Kinder vergnügen sich auf Weidehof und lernen dabei unbemerkt
Wollschweine und Kaninchen

Viel zu sehen gab es auf dem Weidehof von Norbert und Karina Grellner (rechts hinten) in Prüllsbirkig in der Fränkischen Schweiz. Zusammen mit ihren Betreuerinnen vom Verein Hängematte erkundeten die Grundschüler der offenen Ganztagesschule Oberbibrach den Hof und erlebten hautnah das Leben der Kühe, Schweine, Hühner und Ziegen. Zur Stärkung gab es unter anderem Honig und Eis aus hofeigener Erzeugung. Bild: edo

Ein tierisches Vergnügen erlebten die 42 Grundschüler beim Jahresabschlussausflug der offenen Ganztagesschule. Bei der Betriebserkundung eines Weidehofs begegneten die Kinder den Nutztieren des Bauernhofs.

Oberbibrach. Begleitet von den Erzieherinnen, Betreuerinnen und Lehrkräften des Vereins Hängematte ging es mit dem Bus in die Fränkische Schweiz. Ziel war ein Weidehof in Prüllsbirkig. Dort wurden die Schüler von den Besitzern Karina und Norbert Grellner begrüßt.
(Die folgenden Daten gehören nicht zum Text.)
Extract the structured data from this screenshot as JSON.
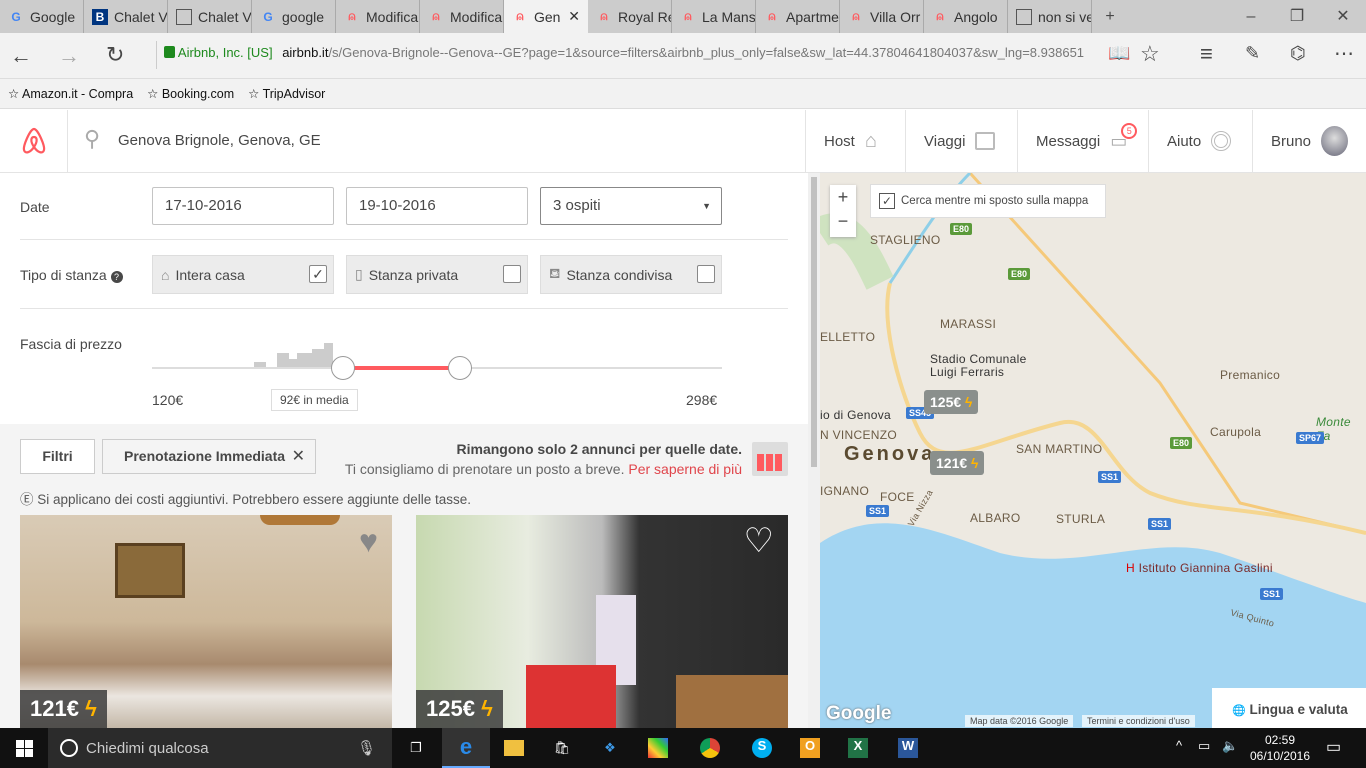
{
  "browser": {
    "tabs": [
      {
        "title": "Google",
        "icon": "google-icon"
      },
      {
        "title": "Chalet V",
        "icon": "booking-icon"
      },
      {
        "title": "Chalet V",
        "icon": "page-icon"
      },
      {
        "title": "google",
        "icon": "google-icon"
      },
      {
        "title": "Modifica",
        "icon": "airbnb-icon"
      },
      {
        "title": "Modifica",
        "icon": "airbnb-icon"
      },
      {
        "title": "Gen",
        "icon": "airbnb-icon",
        "active": true
      },
      {
        "title": "Royal Re",
        "icon": "airbnb-icon"
      },
      {
        "title": "La Mans",
        "icon": "airbnb-icon"
      },
      {
        "title": "Apartme",
        "icon": "airbnb-icon"
      },
      {
        "title": "Villa Orr",
        "icon": "airbnb-icon"
      },
      {
        "title": "Angolo",
        "icon": "airbnb-icon"
      },
      {
        "title": "non si ve",
        "icon": "page-icon"
      }
    ],
    "cert": "Airbnb, Inc. [US]",
    "url_domain": "airbnb.it",
    "url_path": "/s/Genova-Brignole--Genova--GE?page=1&source=filters&airbnb_plus_only=false&sw_lat=44.37804641804037&sw_lng=8.938651",
    "favorites": [
      "Amazon.it - Compra",
      "Booking.com",
      "TripAdvisor"
    ]
  },
  "header": {
    "search": "Genova Brignole, Genova, GE",
    "nav": {
      "host": "Host",
      "trips": "Viaggi",
      "messages": "Messaggi",
      "messages_badge": "5",
      "help": "Aiuto",
      "user": "Bruno"
    }
  },
  "filters": {
    "date_label": "Date",
    "checkin": "17-10-2016",
    "checkout": "19-10-2016",
    "guests": "3 ospiti",
    "room_type_label": "Tipo di stanza",
    "room_types": [
      {
        "label": "Intera casa",
        "checked": true
      },
      {
        "label": "Stanza privata",
        "checked": false
      },
      {
        "label": "Stanza condivisa",
        "checked": false
      }
    ],
    "price_label": "Fascia di prezzo",
    "price_min": "120€",
    "price_max": "298€",
    "avg": "92€ in media",
    "filters_button": "Filtri",
    "instant_chip": "Prenotazione Immediata",
    "notice_title": "Rimangono solo 2 annunci per quelle date.",
    "notice_text": "Ti consigliamo di prenotare un posto a breve.",
    "notice_link": "Per saperne di più",
    "fees_note": "Si applicano dei costi aggiuntivi. Potrebbero essere aggiunte delle tasse."
  },
  "listings": [
    {
      "price": "121€"
    },
    {
      "price": "125€"
    }
  ],
  "map": {
    "search_on_move": "Cerca mentre mi sposto sulla mappa",
    "labels": [
      "STAGLIENO",
      "MARASSI",
      "ELLETTO",
      "Stadio Comunale",
      "Luigi Ferraris",
      "io di Genova",
      "N VINCENZO",
      "Genova",
      "IGNANO",
      "FOCE",
      "ALBARO",
      "STURLA",
      "SAN MARTINO",
      "Premanico",
      "Carupola",
      "Monte Fa",
      "Istituto Giannina Gaslini",
      "Via Nizza",
      "Via Quinto"
    ],
    "markers": [
      "125€",
      "121€"
    ],
    "attribution": "Map data ©2016 Google",
    "terms": "Termini e condizioni d'uso",
    "logo": "Google",
    "language": "Lingua e valuta"
  },
  "taskbar": {
    "search": "Chiedimi qualcosa",
    "time": "02:59",
    "date": "06/10/2016"
  },
  "colors": {
    "brand": "#ff5a5f",
    "instant": "#ffb400"
  }
}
Besonders die Herzen der Jungs schlugen dann schneller, als der Landwirt seine Traktoren zur praktischen Erkundung bereitstellte. "Bisher kannte ich das nur vom Computerspielen", sagte einer der Kleinen, während er freudestrahlend auf dem Bulldog-Sitz thronte. Unter den Oberbibracher Grundschülern konnten aber auch einige den großen Schleppern mühelos Marke, Typ und Baujahr zuordnen. Im Anschluss stand Getreidekunde auf dem Programm. Die Kinder testeten Hafer, Gerste und Weizen mit Augen, Händen und auch mit dem Mund.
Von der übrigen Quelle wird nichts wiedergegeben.